Fast food developments.
High prices in supermarkets must be financing growth in construction of new supermarkets. (Another rant.) A suburb that had only one supermarket soon gets another and next thing, one or two more are planned for a population that has remained fairly stable (in size!). Competition is negated by the duplication of one supermart after another.
The cost of food is increasing faster than it seems it should.  A local MP was supermartket shopping in Mayfield recently and I wonder if she noticed the price tags. Increases are no way incremental but jump by forty or fifty per cent. That goes for rent and food.  At the same time, food is valuable and producers should be rewarded instead of current tactics.
Do prices bear any relation to the costs of production or to the nutritional value? No way. Prices are plucked out of the air. For example it can be seen that the very same batch of vegetables will have a different price tag each day or so and usually the figure goes upwards.

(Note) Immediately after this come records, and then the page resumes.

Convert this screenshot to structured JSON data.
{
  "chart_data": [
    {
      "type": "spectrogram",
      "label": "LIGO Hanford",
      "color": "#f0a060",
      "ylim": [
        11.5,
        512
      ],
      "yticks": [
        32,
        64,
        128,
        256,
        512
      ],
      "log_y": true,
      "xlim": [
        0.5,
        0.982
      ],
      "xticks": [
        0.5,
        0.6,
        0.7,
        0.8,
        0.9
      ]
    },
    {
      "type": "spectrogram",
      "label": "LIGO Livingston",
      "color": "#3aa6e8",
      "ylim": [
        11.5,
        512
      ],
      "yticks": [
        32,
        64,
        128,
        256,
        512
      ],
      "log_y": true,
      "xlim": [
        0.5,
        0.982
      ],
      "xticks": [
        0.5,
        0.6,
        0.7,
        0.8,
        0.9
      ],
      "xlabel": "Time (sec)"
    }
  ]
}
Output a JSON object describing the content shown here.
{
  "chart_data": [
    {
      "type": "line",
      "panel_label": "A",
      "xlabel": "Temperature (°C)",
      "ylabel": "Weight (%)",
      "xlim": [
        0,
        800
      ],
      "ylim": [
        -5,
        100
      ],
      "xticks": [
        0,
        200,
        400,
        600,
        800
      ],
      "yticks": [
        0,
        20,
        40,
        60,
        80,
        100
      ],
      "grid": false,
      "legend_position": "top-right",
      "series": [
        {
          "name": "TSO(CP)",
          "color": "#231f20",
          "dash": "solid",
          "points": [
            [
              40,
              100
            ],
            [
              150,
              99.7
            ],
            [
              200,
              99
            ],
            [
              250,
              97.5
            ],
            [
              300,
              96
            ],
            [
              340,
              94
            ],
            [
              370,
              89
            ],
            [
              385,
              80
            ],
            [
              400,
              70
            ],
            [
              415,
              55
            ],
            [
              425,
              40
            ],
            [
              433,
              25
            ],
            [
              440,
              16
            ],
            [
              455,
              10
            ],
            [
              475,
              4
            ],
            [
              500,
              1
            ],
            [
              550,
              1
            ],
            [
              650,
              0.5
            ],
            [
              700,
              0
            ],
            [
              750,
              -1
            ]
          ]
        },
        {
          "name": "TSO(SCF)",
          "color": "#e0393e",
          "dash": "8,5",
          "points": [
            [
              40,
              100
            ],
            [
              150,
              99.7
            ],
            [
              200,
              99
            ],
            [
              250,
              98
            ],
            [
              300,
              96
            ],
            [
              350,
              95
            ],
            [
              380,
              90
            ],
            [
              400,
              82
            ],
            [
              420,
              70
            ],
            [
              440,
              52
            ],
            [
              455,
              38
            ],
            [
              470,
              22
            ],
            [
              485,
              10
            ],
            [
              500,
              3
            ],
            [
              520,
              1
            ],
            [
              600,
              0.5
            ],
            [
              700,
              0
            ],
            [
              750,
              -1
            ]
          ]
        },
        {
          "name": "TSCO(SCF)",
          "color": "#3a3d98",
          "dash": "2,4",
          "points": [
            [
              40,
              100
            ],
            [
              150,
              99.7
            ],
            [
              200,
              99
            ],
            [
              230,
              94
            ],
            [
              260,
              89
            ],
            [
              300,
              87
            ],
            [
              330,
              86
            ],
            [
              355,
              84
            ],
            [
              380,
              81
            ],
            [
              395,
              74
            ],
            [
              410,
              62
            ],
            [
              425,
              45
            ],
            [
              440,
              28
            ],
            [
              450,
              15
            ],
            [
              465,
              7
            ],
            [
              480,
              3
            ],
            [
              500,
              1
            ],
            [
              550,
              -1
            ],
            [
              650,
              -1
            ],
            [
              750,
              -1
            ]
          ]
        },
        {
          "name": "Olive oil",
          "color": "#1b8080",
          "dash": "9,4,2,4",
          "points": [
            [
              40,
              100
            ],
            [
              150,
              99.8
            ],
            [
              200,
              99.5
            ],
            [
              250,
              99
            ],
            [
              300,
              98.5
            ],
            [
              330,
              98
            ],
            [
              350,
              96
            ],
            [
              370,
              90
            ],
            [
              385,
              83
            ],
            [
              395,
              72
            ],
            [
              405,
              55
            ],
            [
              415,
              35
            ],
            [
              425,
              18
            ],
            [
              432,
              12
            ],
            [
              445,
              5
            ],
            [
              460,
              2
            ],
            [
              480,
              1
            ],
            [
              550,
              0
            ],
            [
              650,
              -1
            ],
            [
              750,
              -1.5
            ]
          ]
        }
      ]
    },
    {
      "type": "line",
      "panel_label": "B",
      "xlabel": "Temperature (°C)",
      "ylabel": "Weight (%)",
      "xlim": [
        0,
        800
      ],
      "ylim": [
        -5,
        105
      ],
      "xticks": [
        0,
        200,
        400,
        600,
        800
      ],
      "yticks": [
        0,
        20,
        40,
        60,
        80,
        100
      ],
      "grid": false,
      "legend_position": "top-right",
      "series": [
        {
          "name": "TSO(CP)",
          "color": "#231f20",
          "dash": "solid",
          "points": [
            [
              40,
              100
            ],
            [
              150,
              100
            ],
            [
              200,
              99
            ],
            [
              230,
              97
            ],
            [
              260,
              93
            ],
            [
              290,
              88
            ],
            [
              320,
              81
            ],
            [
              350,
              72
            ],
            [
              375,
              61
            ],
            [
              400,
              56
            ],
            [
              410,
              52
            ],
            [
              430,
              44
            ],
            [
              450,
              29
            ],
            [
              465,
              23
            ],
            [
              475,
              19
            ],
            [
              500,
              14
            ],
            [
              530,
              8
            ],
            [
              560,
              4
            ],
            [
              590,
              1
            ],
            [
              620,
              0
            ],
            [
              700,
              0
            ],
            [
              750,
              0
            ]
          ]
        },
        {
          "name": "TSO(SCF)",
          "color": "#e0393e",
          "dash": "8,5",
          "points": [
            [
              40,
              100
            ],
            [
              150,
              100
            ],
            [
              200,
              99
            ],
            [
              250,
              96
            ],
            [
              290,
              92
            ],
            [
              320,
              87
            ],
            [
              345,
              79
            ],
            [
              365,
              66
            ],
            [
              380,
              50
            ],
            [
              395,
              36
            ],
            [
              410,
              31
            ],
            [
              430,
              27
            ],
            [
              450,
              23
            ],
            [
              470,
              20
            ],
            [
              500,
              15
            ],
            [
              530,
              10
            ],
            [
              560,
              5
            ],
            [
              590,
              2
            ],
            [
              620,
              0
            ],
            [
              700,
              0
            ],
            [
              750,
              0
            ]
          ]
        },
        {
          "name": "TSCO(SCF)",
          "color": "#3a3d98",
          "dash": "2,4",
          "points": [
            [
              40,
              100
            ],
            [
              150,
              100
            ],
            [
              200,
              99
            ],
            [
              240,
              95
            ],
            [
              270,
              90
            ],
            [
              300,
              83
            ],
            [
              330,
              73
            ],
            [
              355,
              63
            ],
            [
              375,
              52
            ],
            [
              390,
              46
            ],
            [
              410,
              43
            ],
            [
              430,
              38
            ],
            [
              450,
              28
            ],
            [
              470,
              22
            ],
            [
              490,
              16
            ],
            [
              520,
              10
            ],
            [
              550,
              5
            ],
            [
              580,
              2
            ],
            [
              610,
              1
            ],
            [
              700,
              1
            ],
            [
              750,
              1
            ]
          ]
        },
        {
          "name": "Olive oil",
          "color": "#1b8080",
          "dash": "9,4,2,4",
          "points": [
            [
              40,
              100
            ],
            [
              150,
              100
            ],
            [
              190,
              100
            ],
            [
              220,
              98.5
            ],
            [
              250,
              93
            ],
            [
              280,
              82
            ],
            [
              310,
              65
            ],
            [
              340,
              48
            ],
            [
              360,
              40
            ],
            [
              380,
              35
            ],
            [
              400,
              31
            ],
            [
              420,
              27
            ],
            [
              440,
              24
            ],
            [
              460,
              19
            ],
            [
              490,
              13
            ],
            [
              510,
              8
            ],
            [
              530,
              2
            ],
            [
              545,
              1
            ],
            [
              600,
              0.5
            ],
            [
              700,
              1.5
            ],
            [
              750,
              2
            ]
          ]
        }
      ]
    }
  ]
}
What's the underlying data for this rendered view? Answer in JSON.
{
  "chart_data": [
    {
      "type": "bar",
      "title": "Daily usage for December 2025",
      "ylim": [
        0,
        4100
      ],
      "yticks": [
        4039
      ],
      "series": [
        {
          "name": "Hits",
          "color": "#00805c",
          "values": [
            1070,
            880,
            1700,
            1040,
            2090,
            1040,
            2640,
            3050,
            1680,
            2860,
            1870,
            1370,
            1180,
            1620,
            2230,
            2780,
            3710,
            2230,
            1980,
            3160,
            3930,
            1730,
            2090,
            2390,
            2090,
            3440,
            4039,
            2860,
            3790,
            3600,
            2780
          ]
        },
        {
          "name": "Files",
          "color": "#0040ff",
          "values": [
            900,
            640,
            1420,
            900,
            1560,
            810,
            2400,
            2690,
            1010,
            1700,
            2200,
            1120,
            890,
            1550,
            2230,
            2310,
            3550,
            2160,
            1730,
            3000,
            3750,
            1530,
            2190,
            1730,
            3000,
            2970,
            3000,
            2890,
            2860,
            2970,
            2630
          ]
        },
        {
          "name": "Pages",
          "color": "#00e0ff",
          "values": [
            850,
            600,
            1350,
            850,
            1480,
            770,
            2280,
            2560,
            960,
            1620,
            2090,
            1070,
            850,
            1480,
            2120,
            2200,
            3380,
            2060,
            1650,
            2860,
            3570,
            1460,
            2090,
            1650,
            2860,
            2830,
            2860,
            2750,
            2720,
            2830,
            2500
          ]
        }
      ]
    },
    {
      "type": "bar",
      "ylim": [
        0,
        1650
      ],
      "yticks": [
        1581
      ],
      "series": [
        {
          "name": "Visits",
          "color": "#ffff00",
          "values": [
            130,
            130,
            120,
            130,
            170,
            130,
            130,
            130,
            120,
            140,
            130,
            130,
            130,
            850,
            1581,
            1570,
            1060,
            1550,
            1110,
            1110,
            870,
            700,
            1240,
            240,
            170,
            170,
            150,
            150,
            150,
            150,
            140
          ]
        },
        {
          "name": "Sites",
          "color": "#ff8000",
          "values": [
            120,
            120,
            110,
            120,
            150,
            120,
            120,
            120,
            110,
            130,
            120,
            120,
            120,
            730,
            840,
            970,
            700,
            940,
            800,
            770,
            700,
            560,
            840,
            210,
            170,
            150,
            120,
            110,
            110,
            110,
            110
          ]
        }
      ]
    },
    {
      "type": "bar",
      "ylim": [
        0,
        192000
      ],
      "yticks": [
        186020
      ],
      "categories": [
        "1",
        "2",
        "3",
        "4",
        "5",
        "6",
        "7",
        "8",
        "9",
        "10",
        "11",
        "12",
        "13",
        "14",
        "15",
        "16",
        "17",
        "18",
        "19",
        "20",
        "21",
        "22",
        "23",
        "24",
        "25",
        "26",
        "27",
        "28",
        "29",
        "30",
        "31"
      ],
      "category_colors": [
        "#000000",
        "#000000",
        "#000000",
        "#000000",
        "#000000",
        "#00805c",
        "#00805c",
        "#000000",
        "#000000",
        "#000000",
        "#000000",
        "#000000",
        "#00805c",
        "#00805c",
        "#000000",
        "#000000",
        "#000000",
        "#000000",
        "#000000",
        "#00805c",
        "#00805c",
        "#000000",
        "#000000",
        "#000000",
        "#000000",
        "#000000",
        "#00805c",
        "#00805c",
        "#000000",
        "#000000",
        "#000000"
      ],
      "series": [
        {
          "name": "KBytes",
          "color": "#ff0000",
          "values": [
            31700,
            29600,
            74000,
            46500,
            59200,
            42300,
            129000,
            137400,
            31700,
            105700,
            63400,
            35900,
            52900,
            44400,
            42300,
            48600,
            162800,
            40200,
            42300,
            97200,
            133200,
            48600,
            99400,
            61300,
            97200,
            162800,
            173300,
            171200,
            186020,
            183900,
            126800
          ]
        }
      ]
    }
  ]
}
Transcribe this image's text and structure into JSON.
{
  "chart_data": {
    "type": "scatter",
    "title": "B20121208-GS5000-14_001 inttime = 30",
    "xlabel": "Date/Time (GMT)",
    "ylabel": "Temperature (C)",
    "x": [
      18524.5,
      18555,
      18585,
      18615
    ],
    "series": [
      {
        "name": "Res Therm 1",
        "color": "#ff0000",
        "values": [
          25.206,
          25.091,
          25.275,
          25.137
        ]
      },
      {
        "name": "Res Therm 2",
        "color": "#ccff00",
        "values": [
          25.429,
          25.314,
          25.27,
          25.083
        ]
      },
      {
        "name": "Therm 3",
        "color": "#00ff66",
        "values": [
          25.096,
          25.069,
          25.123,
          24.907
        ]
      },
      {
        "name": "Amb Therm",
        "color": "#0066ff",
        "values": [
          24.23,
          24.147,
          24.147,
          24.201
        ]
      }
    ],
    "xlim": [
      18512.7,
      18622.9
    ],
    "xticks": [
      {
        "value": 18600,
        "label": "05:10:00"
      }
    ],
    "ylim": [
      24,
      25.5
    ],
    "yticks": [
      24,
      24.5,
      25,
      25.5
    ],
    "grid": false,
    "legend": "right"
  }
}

Apart from that, shelves with basic foods have shrunk and contrast with high profit, nutrition-less, gratuitous items occupying loades of space.
For those who are really, really struggling on a low income it is impossible to buy filling, nutritious, economical, basic meals for any length of time from our supermarkets. Old inexpensive stand-bys don't exist. Those male chefs in the ads have a lot to answer for!
Some of our Pacific neighbours literally live on boiled white rice and canned mackeral, (both fully imported and non-traditional), now there's an idea and more healthy in some respects. The 'golden arches' feature items under two dollars as another alternative!